The National Assembly voted Tuesday night to ease profit-sharing deals at companies, a move criticized by the leftist Nupes coalition, during the still-slow review of the purchasing power bill.
The debates lengthened around this third article, whose main objective is to promote incentive systems (bonuses linked to company results) in small companies with fewer than 50 employees. It was approved on first reading, by a vote of 288 to 90, before the bill was considered in the Senate.
Labor Minister Olivier Dussopt praised a “simplification” and “facilitation” mechanism for “sharing value” within the company.
Profit-sharing agreements “are still very little implemented” in companies with fewer than 50 employees, stressed LREM deputy Astrid Panosyan-Bouvet.
A “subterfuge offered to bosses”
To develop them, the article allows a system of profit sharing by “unilateral decision” of the owners of these small businesses in the absence of institutions representing the staff or in the event of failure of negotiations, when the company is not covered. by an approved branch agreement that provides for a profit-sharing plan.
The text also proposes, more generally, to extend the duration of profit-sharing agreements from three to five years.
LFI, environmentalist and communist deputies rejected the article en bloc, demanding wage increases instead of bonuses.
“It is a complete decoy”, a “subterfuge offered to the bosses to once again avoid any real increase in wages”, noted LFI Aurélie Trouvé.
The communist Pierre Dharréville saw in it a “liberal logic” of deregulation.
Several hundred amendments still to be considered
“The salary will remain the same. How can an employee be precarious by earning more?” replied MoDem Erwan Balanant. In Horizons, also in the presidential majority, Vincent Thiébaut criticized the left-wing coalition Nupes for its “total ignorance of the business world”.

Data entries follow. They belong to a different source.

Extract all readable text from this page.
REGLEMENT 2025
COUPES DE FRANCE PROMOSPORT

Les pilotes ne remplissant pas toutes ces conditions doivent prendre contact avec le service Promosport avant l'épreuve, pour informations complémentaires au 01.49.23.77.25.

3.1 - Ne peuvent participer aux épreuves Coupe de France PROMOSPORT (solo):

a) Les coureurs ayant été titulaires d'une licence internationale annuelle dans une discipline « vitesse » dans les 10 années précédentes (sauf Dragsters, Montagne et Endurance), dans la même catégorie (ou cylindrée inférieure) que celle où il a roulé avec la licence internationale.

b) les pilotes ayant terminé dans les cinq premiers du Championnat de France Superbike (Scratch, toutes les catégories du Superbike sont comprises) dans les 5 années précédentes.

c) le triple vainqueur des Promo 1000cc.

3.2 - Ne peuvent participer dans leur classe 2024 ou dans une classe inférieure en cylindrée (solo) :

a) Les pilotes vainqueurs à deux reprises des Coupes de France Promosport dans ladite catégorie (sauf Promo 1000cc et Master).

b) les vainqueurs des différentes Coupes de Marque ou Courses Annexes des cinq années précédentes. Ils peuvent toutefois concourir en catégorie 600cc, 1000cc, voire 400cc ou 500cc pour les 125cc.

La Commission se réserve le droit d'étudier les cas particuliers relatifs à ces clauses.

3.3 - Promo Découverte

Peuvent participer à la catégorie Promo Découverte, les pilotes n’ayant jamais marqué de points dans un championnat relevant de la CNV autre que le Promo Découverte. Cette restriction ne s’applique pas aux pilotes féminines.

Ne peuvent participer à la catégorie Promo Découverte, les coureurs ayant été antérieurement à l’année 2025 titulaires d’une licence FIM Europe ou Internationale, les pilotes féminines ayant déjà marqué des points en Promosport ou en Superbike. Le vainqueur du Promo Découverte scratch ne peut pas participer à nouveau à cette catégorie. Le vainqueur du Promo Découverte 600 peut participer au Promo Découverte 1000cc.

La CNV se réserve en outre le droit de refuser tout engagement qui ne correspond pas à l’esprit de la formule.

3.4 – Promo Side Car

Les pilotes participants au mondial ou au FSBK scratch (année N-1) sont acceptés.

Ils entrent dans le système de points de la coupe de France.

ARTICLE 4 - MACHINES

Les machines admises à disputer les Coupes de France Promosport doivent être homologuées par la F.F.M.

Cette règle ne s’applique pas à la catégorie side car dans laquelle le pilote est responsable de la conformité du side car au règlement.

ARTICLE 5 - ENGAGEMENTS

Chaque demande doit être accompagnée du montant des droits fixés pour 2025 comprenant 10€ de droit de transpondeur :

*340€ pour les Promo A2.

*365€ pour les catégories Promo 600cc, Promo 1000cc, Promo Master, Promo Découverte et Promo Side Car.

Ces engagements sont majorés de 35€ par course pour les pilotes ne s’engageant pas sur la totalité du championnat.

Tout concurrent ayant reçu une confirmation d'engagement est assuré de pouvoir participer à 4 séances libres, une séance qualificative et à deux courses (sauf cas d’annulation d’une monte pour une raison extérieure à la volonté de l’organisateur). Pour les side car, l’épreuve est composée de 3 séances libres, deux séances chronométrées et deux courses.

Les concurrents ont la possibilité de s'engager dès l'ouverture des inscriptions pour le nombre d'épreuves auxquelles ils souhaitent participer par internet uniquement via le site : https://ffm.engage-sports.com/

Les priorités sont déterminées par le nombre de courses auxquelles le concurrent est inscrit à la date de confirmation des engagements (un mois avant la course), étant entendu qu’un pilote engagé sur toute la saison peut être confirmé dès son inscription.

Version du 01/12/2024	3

“We know the business world, but unlike you, we talk more with employees than with bosses,” replied Insoumis Antoine Léaument. LR Thibault Bazin judged for his part that the measure goes “in the right direction”, despite the persistent “brakes” for small businesses.
There were 410 amendments left to be considered on this bill at the end of the vote, with a timetable that risks being further disrupted.